As calmly as I could, I explained that I had a pretty sizable group of people showing up for this shin-dig. My voice must have been shaking pretty badly, because she agreed to speak to the person who performed the ceremonies and get back to me. Between then and when I heard from her were the LONGEST 45 minutes of my life. Luckily, they agreed to squeeze in a 3:00 appointment, since my 2:00 was gone, which leads me to suspect that this is not the first time this woman has completely lost track of a wedding.
The same thing happened with my hair appointment the day of the wedding, which left me in hysterical tears sitting on the sidewalk in the middle of downtown Davis.
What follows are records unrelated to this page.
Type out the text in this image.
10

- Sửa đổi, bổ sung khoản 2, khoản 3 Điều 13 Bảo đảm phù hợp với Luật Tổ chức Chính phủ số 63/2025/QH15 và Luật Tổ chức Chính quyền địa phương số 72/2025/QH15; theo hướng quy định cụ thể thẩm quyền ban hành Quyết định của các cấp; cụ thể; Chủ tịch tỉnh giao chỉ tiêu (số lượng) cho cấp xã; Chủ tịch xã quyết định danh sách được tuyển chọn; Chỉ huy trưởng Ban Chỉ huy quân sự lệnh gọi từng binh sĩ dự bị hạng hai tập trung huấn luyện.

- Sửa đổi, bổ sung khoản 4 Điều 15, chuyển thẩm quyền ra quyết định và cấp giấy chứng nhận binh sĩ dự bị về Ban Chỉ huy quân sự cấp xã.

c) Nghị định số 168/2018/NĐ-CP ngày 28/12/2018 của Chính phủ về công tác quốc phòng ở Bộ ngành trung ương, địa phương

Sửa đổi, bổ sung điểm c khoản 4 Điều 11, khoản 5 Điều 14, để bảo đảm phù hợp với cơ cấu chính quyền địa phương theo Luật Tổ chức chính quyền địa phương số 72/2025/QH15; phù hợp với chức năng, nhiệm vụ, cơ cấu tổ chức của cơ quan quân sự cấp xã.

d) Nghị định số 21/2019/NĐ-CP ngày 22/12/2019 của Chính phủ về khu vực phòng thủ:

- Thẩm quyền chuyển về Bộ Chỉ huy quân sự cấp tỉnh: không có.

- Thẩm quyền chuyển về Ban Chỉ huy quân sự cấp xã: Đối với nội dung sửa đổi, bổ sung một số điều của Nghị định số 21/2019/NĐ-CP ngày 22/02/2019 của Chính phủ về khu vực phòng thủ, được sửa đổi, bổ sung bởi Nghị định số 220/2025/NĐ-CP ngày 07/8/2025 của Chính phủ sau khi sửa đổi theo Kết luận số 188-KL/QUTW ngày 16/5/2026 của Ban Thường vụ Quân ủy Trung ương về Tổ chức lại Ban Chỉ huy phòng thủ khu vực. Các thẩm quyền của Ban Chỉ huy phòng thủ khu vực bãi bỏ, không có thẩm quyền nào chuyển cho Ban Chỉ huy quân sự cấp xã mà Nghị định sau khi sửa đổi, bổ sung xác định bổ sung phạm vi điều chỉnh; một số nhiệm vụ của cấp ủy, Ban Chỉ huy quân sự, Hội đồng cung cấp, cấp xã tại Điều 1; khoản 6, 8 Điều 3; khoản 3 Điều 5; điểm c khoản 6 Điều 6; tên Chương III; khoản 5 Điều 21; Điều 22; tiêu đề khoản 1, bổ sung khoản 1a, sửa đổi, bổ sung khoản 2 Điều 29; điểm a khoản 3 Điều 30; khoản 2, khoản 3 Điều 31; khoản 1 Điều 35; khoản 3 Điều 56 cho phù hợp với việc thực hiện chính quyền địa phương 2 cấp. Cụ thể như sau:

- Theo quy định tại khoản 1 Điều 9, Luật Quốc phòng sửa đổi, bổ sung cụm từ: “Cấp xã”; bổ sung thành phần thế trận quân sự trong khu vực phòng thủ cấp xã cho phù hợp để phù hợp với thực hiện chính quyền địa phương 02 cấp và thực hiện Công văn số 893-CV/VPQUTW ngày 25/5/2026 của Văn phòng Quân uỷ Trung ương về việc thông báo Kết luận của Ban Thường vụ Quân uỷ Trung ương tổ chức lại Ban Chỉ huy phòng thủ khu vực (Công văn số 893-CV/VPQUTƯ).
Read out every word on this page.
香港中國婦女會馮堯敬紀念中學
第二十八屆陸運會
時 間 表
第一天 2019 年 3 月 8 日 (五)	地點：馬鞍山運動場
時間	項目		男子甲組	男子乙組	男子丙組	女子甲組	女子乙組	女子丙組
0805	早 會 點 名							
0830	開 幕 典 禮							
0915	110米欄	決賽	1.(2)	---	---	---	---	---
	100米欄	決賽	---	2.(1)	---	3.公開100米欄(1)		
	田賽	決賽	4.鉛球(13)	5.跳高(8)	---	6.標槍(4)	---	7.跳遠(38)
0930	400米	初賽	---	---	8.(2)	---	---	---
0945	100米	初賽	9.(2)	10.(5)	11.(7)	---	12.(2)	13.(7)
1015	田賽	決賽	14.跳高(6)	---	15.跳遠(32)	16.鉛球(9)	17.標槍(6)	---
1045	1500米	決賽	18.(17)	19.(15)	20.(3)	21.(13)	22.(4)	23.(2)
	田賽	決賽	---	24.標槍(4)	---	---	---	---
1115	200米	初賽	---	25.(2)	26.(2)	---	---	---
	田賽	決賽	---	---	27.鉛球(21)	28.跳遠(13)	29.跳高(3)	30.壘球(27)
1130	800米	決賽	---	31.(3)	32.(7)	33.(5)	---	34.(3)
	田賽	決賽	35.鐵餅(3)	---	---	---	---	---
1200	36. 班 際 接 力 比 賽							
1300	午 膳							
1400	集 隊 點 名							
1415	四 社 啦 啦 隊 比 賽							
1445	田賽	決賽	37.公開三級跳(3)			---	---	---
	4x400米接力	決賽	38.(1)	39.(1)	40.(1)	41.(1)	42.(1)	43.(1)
Luckily, I didn't know this until I showed up, and my middle sister, whom you should know is an all-American college Rugby player, somehow managed to convince them to squeeze me in as well. But by this time, I was pretty sure that I'd just made up the entire idea of a wedding. Little sister called and confirmed that we are still scheduled at the courthouse at 3:00.
We were planning on getting married outside, but the weather didn't want to cooperate. It was 102 degrees and I decided that pregnant ladies and heat don't mix. We opted for the inside affair at the last minute. When DH and I arrived, my entire family and two of his friends were there.
It amazes anyone who knows me or who has seen me leading a class full of 45 screaming teenagers, but I HATE TO BE THE CENTER OF ATTENTION, which is a major contributing factor to why DH and I decided on going to City Hall. I didn't realize that getting married there meant that my entire family would end up watching DH and I fill out the paperwork and then stand around (because there were no chairs in the room where we got married) and stare at us while we said our vows. One of DH's friends teased me about my voice breaking up during the vows, but he didn't realize it was from nerves, not tears.
Between the heat and the gawking, I look absolutely miserable in every picture that was taken of us that day. Our poor baby is probably going to think that we only got married because we had to because she was coming.
After the ceremony, we headed out to Buca di Beppo, where my parents were kind enough to buy dinner for the entire procession. The food was good, and we got to sit together and talk and not be the center of attention, thanks again to the crazy attention whores (my sisters).
Citizen hotel. We ended the night celebrating our marriage, and enjoying each others company.
Though we already felt very committed to each other, it was very nice to have this last little thing taken care of before the baby comes. I hope later she will understand that mommy and daddy never wanted a big wedding because it was about a marriage and the start of our new family.